When John came to the throne of England in December, 1199, these two unlikely generals stood on the eve of unleashing upon each other the fury of their armies in a series of bitterly contested and viciously waged wars, which extended the established patterns of the Angevin-Capetian struggle. John and Philip were to be the chief instigators of the momentous events of the next eighteen years, but it would have been difficult for them to have forseen the desperate character that these wars were to take on, or the new levels of intensity that they were to reach. However, just before the storm was about to break, there came the lull. This appeared in the shape of the treaty of Le Goulet, signed on 22 May 1200. By the terms of this treaty, Philip Augustus recognised John as Richard’s heir in all his French possessions, with Brittany held by Arthur as John’s vassal.
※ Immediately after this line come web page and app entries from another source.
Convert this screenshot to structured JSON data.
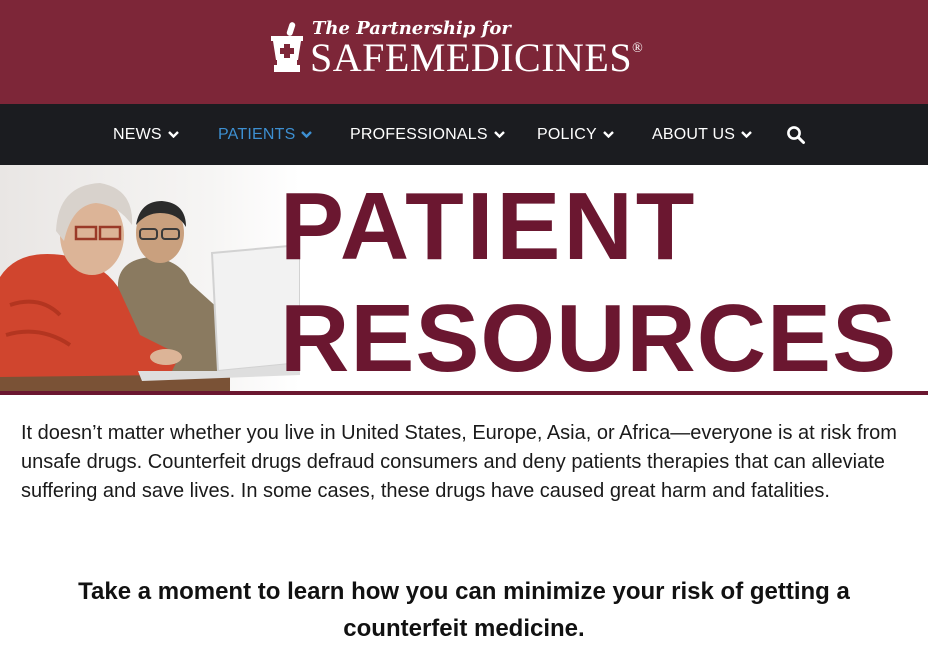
{
  "header": {
    "tagline": "The Partnership for",
    "brand": "SAFEMEDICINES",
    "registered": "®",
    "bg_color": "#7d2638"
  },
  "nav": {
    "items": [
      {
        "label": "NEWS",
        "active": false
      },
      {
        "label": "PATIENTS",
        "active": true
      },
      {
        "label": "PROFESSIONALS",
        "active": false
      },
      {
        "label": "POLICY",
        "active": false
      },
      {
        "label": "ABOUT US",
        "active": false
      }
    ],
    "search_icon": "search-icon",
    "bg_color": "#1b1c20",
    "active_color": "#3d8fd1"
  },
  "hero": {
    "line1": "PATIENT",
    "line2": "RESOURCES",
    "text_color": "#6b1730"
  },
  "content": {
    "intro": "It doesn’t matter whether you live in United States, Europe, Asia, or Africa—everyone is at risk from unsafe drugs. Counterfeit drugs defraud consumers and deny patients therapies that can alleviate suffering and save lives. In some cases, these drugs have caused great harm and fatalities.",
    "callout": "Take a moment to learn how you can minimize your risk of getting a counterfeit medicine."
  }
}
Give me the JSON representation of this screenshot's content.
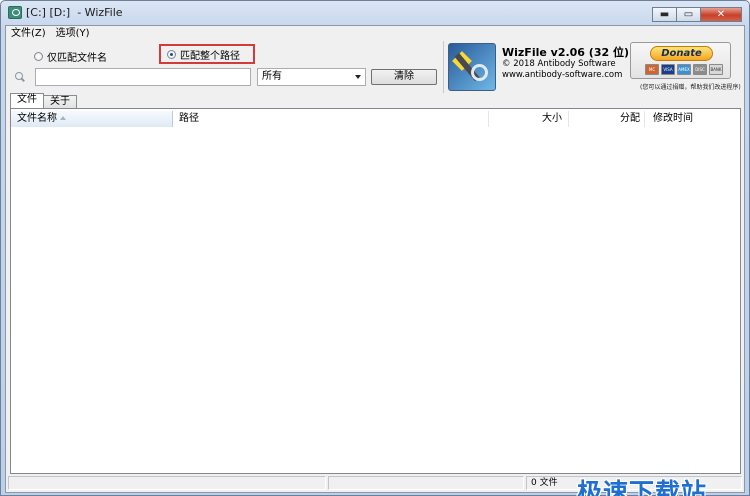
{
  "window": {
    "title": "[C:] [D:]  - WizFile",
    "controls": {
      "minimize": "▬",
      "maximize": "▭",
      "close": "✕"
    }
  },
  "menu": [
    "文件(Z)",
    "选项(Y)"
  ],
  "search": {
    "radio_filename_only": "仅匹配文件名",
    "radio_full_path": "匹配整个路径",
    "selected": "full_path",
    "input_value": "",
    "type_value": "所有",
    "clear_label": "清除"
  },
  "brand": {
    "title": "WizFile v2.06 (32 位)",
    "copyright": "© 2018 Antibody Software",
    "url": "www.antibody-software.com",
    "donate_label": "Donate",
    "cards": [
      "MC",
      "VISA",
      "AMEX",
      "DISC",
      "BANK"
    ],
    "donate_note": "(您可以通过捐赠，帮助我们改进程序)"
  },
  "tabs": [
    "文件",
    "关于"
  ],
  "active_tab": 0,
  "columns": {
    "name": "文件名称",
    "path": "路径",
    "size": "大小",
    "alloc": "分配",
    "modified": "修改时间"
  },
  "status": {
    "count": "0 文件"
  },
  "watermark": "极速下载站",
  "colors": {
    "accent_red": "#d33a3a",
    "watermark_blue": "#1f6fd0"
  }
}
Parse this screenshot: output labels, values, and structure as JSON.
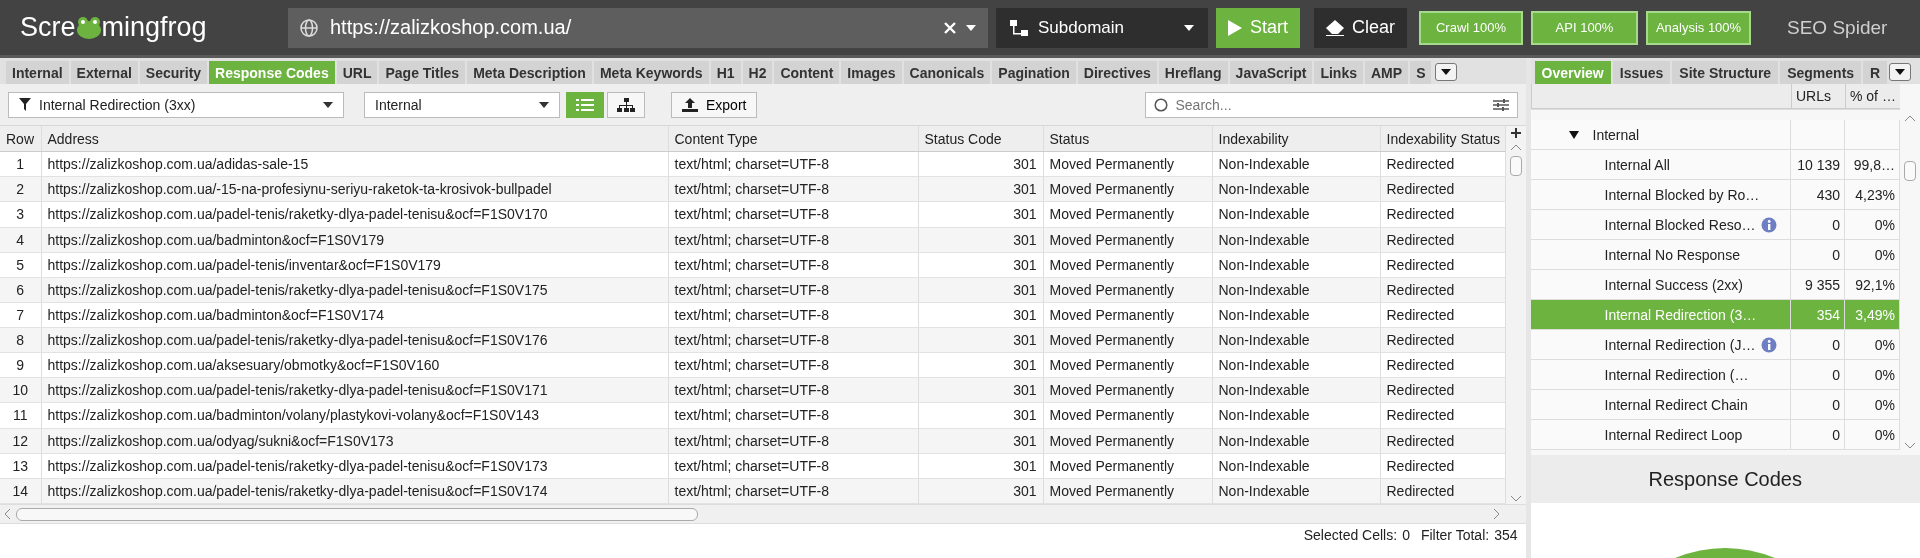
{
  "topbar": {
    "logo": [
      "Scre",
      "mingfrog"
    ],
    "url": "https://zalizkoshop.com.ua/",
    "mode": "Subdomain",
    "start": "Start",
    "clear": "Clear",
    "progress": [
      "Crawl 100%",
      "API 100%",
      "Analysis 100%"
    ],
    "product": "SEO Spider"
  },
  "tabs": [
    {
      "label": "Internal",
      "selected": false
    },
    {
      "label": "External",
      "selected": false
    },
    {
      "label": "Security",
      "selected": false
    },
    {
      "label": "Response Codes",
      "selected": true
    },
    {
      "label": "URL",
      "selected": false
    },
    {
      "label": "Page Titles",
      "selected": false
    },
    {
      "label": "Meta Description",
      "selected": false
    },
    {
      "label": "Meta Keywords",
      "selected": false
    },
    {
      "label": "H1",
      "selected": false
    },
    {
      "label": "H2",
      "selected": false
    },
    {
      "label": "Content",
      "selected": false
    },
    {
      "label": "Images",
      "selected": false
    },
    {
      "label": "Canonicals",
      "selected": false
    },
    {
      "label": "Pagination",
      "selected": false
    },
    {
      "label": "Directives",
      "selected": false
    },
    {
      "label": "Hreflang",
      "selected": false
    },
    {
      "label": "JavaScript",
      "selected": false
    },
    {
      "label": "Links",
      "selected": false
    },
    {
      "label": "AMP",
      "selected": false
    },
    {
      "label": "S",
      "selected": false
    }
  ],
  "filters": {
    "type": "Internal Redirection (3xx)",
    "scope": "Internal",
    "views": [
      {
        "kind": "list",
        "selected": true
      },
      {
        "kind": "tree",
        "selected": false
      }
    ],
    "export": "Export",
    "search": {
      "placeholder": "Search..."
    }
  },
  "table": {
    "columns": [
      "Row",
      "Address",
      "Content Type",
      "Status Code",
      "Status",
      "Indexability",
      "Indexability Status"
    ],
    "rows": [
      [
        "1",
        "https://zalizkoshop.com.ua/adidas-sale-15",
        "text/html; charset=UTF-8",
        "301",
        "Moved Permanently",
        "Non-Indexable",
        "Redirected"
      ],
      [
        "2",
        "https://zalizkoshop.com.ua/-15-na-profesiynu-seriyu-raketok-ta-krosivok-bullpadel",
        "text/html; charset=UTF-8",
        "301",
        "Moved Permanently",
        "Non-Indexable",
        "Redirected"
      ],
      [
        "3",
        "https://zalizkoshop.com.ua/padel-tenis/raketky-dlya-padel-tenisu&ocf=F1S0V170",
        "text/html; charset=UTF-8",
        "301",
        "Moved Permanently",
        "Non-Indexable",
        "Redirected"
      ],
      [
        "4",
        "https://zalizkoshop.com.ua/badminton&ocf=F1S0V179",
        "text/html; charset=UTF-8",
        "301",
        "Moved Permanently",
        "Non-Indexable",
        "Redirected"
      ],
      [
        "5",
        "https://zalizkoshop.com.ua/padel-tenis/inventar&ocf=F1S0V179",
        "text/html; charset=UTF-8",
        "301",
        "Moved Permanently",
        "Non-Indexable",
        "Redirected"
      ],
      [
        "6",
        "https://zalizkoshop.com.ua/padel-tenis/raketky-dlya-padel-tenisu&ocf=F1S0V175",
        "text/html; charset=UTF-8",
        "301",
        "Moved Permanently",
        "Non-Indexable",
        "Redirected"
      ],
      [
        "7",
        "https://zalizkoshop.com.ua/badminton&ocf=F1S0V174",
        "text/html; charset=UTF-8",
        "301",
        "Moved Permanently",
        "Non-Indexable",
        "Redirected"
      ],
      [
        "8",
        "https://zalizkoshop.com.ua/padel-tenis/raketky-dlya-padel-tenisu&ocf=F1S0V176",
        "text/html; charset=UTF-8",
        "301",
        "Moved Permanently",
        "Non-Indexable",
        "Redirected"
      ],
      [
        "9",
        "https://zalizkoshop.com.ua/aksesuary/obmotky&ocf=F1S0V160",
        "text/html; charset=UTF-8",
        "301",
        "Moved Permanently",
        "Non-Indexable",
        "Redirected"
      ],
      [
        "10",
        "https://zalizkoshop.com.ua/padel-tenis/raketky-dlya-padel-tenisu&ocf=F1S0V171",
        "text/html; charset=UTF-8",
        "301",
        "Moved Permanently",
        "Non-Indexable",
        "Redirected"
      ],
      [
        "11",
        "https://zalizkoshop.com.ua/badminton/volany/plastykovi-volany&ocf=F1S0V143",
        "text/html; charset=UTF-8",
        "301",
        "Moved Permanently",
        "Non-Indexable",
        "Redirected"
      ],
      [
        "12",
        "https://zalizkoshop.com.ua/odyag/sukni&ocf=F1S0V173",
        "text/html; charset=UTF-8",
        "301",
        "Moved Permanently",
        "Non-Indexable",
        "Redirected"
      ],
      [
        "13",
        "https://zalizkoshop.com.ua/padel-tenis/raketky-dlya-padel-tenisu&ocf=F1S0V173",
        "text/html; charset=UTF-8",
        "301",
        "Moved Permanently",
        "Non-Indexable",
        "Redirected"
      ],
      [
        "14",
        "https://zalizkoshop.com.ua/padel-tenis/raketky-dlya-padel-tenisu&ocf=F1S0V174",
        "text/html; charset=UTF-8",
        "301",
        "Moved Permanently",
        "Non-Indexable",
        "Redirected"
      ]
    ]
  },
  "status_bar": {
    "selected_label": "Selected Cells:",
    "selected": "0",
    "total_label": "Filter Total:",
    "total": "354"
  },
  "side": {
    "tabs": [
      {
        "label": "Overview",
        "selected": true
      },
      {
        "label": "Issues",
        "selected": false
      },
      {
        "label": "Site Structure",
        "selected": false
      },
      {
        "label": "Segments",
        "selected": false
      },
      {
        "label": "R",
        "selected": false
      }
    ],
    "columns": [
      "URLs",
      "% of …"
    ],
    "tree": [
      {
        "label": "Internal",
        "expanded": true,
        "children": [
          {
            "label": "Internal All",
            "urls": "10 139",
            "percent": "99,8…",
            "info": false,
            "selected": false
          },
          {
            "label": "Internal Blocked by Ro…",
            "urls": "430",
            "percent": "4,23%",
            "info": false,
            "selected": false
          },
          {
            "label": "Internal Blocked Reso…",
            "urls": "0",
            "percent": "0%",
            "info": true,
            "selected": false
          },
          {
            "label": "Internal No Response",
            "urls": "0",
            "percent": "0%",
            "info": false,
            "selected": false
          },
          {
            "label": "Internal Success (2xx)",
            "urls": "9 355",
            "percent": "92,1%",
            "info": false,
            "selected": false
          },
          {
            "label": "Internal Redirection (3…",
            "urls": "354",
            "percent": "3,49%",
            "info": false,
            "selected": true
          },
          {
            "label": "Internal Redirection (J…",
            "urls": "0",
            "percent": "0%",
            "info": true,
            "selected": false
          },
          {
            "label": "Internal Redirection (…",
            "urls": "0",
            "percent": "0%",
            "info": false,
            "selected": false
          },
          {
            "label": "Internal Redirect Chain",
            "urls": "0",
            "percent": "0%",
            "info": false,
            "selected": false
          },
          {
            "label": "Internal Redirect Loop",
            "urls": "0",
            "percent": "0%",
            "info": false,
            "selected": false
          }
        ]
      }
    ],
    "chart_title": "Response Codes"
  }
}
In return, John ceded the strategic Vexin and Evreux to the French king, reflecting, in part, Philip’s recent military advances. Further terms were agreed as the two kings talked by themselves, surrounded by their retinues, at this border conference that a papal legate had done so much to bring about: John abandoned his alliances with Otto of Brunswick and some of Philip’s vassals, which Richard had carefully cultivated;
83
he paid 20, 000 marks to Philip as a succession duty, a feudal relief for taking up his continental inheritance; and the treaty was sealed by the marriage of John’s niece, Blanche of Castille, to Philip’s son, Prince Louis of France.Warm embraces between the monarchs were followed by John’s summer visit to Paris, where he was lavishly entertained by his Capetian host.
84

The salient features of the treaty formed telling portents of future events; alternatively, they may be viewed as actively shaping the future course of Anglo-French relations. Although the Norman Vexin was relinquished to France, Andelys and its defensive network, centred on Richard’s magnificent ‘bold castle’ of Château Gaillard (also, but less accurately, called ‘saucy’ castle), remained in John’s hands: this set the immediate scene for the epic struggle for Normandy in 1203–4. John’s payment of the colossal sum of 20,000 marks for his continental territories defined his feudal relationship with his overlord, Philip of France: when this contract was ruptured in 1202 it allowed Philip, however tenuously, to justify his military moves against John in legalistic terms. And the marriage of Blanche of Castille to Louis was perhaps most significant of all: it gave the young Prince Louis his claim to the English throne in 1216.